Energy and motivation dip during the pandemic
What’s it like to be a student during a pandemic? Up and down. The greater distance between teachers and students has affected the quality of education, Master’s Student Teo Elmfeldt, believes.
“It is more important than ever to be open to more learning methods,” he says.
Elmfeldt, who has an influential role as a student at KTH, was invited to our Lunch ‘n’ Learn series of seminars to talk about student experiences of studying in the shadow of the pandemic – remotely, with zoom lectures and on your own at home.
“Generally speaking, it is pretty OK, in purely technical terms,” he says. “Study materials, lectures and information are all available on the digital platforms.
“On the other hand, it is now much harder to stay on top of things, to feel motivated to keep up, and to learn from your friends. I myself have got a lot less done and feel more tired than usual. ”
Many students are missing those small but significant moments you get outside of your studies. These can be chats during breaks between lectures, group learning in front of a whiteboard or some other feedback from teachers and course mates that happen spontaneously on site, that inspire you and help you to stay focused.
Maintaining an interaction, dialogue and cooperation between teacher-student and students-students, despite distance learning is important, Elmfeldt stresses.
“There are many different ways to resolve this, but it is important that clear expectations are put on you so you know as a student when you need to interact and that if you don’t feel up to this right then, that is also alright,” he says and adds:
“Course coordinators need to be attuned to this and think through the different course components when it comes to distance learning.

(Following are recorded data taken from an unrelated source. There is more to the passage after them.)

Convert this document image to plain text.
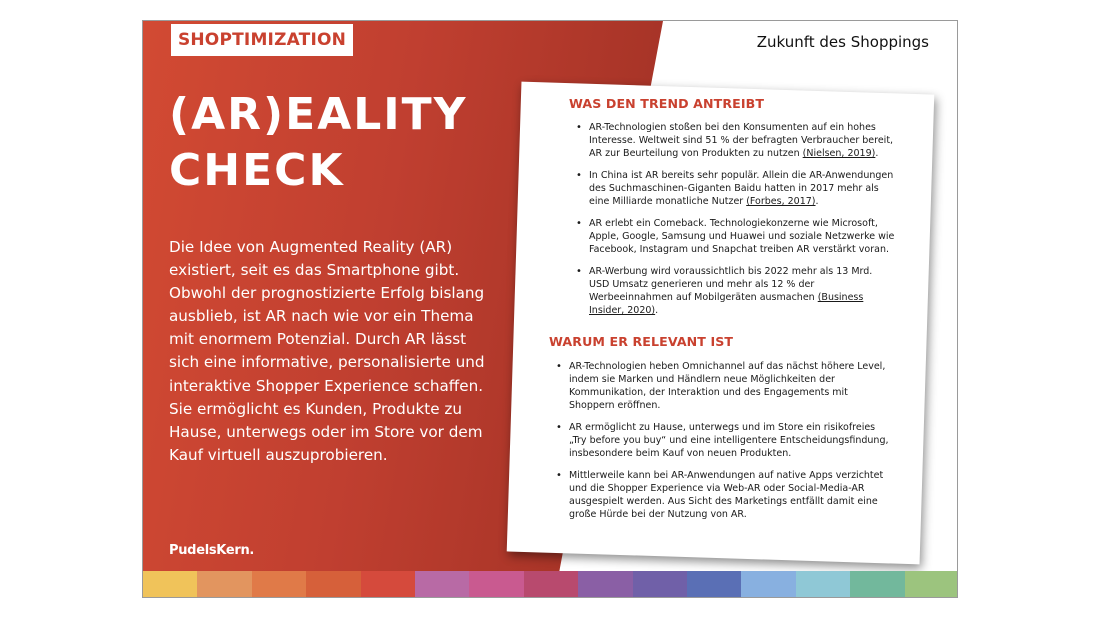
SHOPTIMIZATION	Zukunft des Shoppings
(AR)EALITY
CHECK

Die Idee von Augmented Reality (AR) existiert, seit es das Smartphone gibt. Obwohl der prognostizierte Erfolg bislang ausblieb, ist AR nach wie vor ein Thema mit enormem Potenzial. Durch AR lässt sich eine informative, personalisierte und interaktive Shopper Experience schaffen. Sie ermöglicht es Kunden, Produkte zu Hause, unterwegs oder im Store vor dem Kauf virtuell auszuprobieren.

PudelsKern.
WAS DEN TREND ANTREIBT
• AR-Technologien stoßen bei den Konsumenten auf ein hohes Interesse. Weltweit sind 51 % der befragten Verbraucher bereit, AR zur Beurteilung von Produkten zu nutzen (Nielsen, 2019).
• In China ist AR bereits sehr populär. Allein die AR-Anwendungen des Suchmaschinen-Giganten Baidu hatten in 2017 mehr als eine Milliarde monatliche Nutzer (Forbes, 2017).
• AR erlebt ein Comeback. Technologiekonzerne wie Microsoft, Apple, Google, Samsung und Huawei und soziale Netzwerke wie Facebook, Instagram und Snapchat treiben AR verstärkt voran.
• AR-Werbung wird voraussichtlich bis 2022 mehr als 13 Mrd. USD Umsatz generieren und mehr als 12 % der Werbeeinnahmen auf Mobilgeräten ausmachen (Business Insider, 2020).
WARUM ER RELEVANT IST
• AR-Technologien heben Omnichannel auf das nächst höhere Level, indem sie Marken und Händlern neue Möglichkeiten der Kommunikation, der Interaktion und des Engagements mit Shoppern eröffnen.
• AR ermöglicht zu Hause, unterwegs und im Store ein risikofreies „Try before you buy“ und eine intelligentere Entscheidungsfindung, insbesondere beim Kauf von neuen Produkten.
• Mittlerweile kann bei AR-Anwendungen auf native Apps verzichtet und die Shopper Experience via Web-AR oder Social-Media-AR ausgespielt werden. Aus Sicht des Marketings entfällt damit eine große Hürde bei der Nutzung von AR.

Many students really struggle with the isolation, get stuck in a vicious circle and then can’t find the energy to get in touch with friends and course mates.”
What is the key to ensuring teaching works as well as it possibly can?
“Clarity, structure and a teacher with a sense of curiosity and determination to improve it.”
He thinks that group work and individual study have worked best during the digital transition. Exams and lectures have worked less well, although this has also differed from course to course:
“Lectures and exercises often lose much of their energy when they are organised remotely. Even the fact that most lecturers usually do this standing up, as opposed to being seated now. This makes it harder to stay focused during the lecture.”
Elmfeldt also advocates more exams being done as written assignments instead. He feels Zoom invigilated exams don’t work particularly well. “Even though there is less risk of cheating, many students think you can cheat if you want to,” he says.
“Organising exams in a good way remotely is complicated.”
We are now a few weeks into the spring semester – how do you see things going from now until the summer?
“It is very much a case of sticking it out. Get into the habit of looking forward to everyday things and accepting that you won’t get as much done as you usually do. Of not being too hard on yourself and not being afraid of taking a proper break rather than thinking you can stay concentrated and keep studying hour after hour.”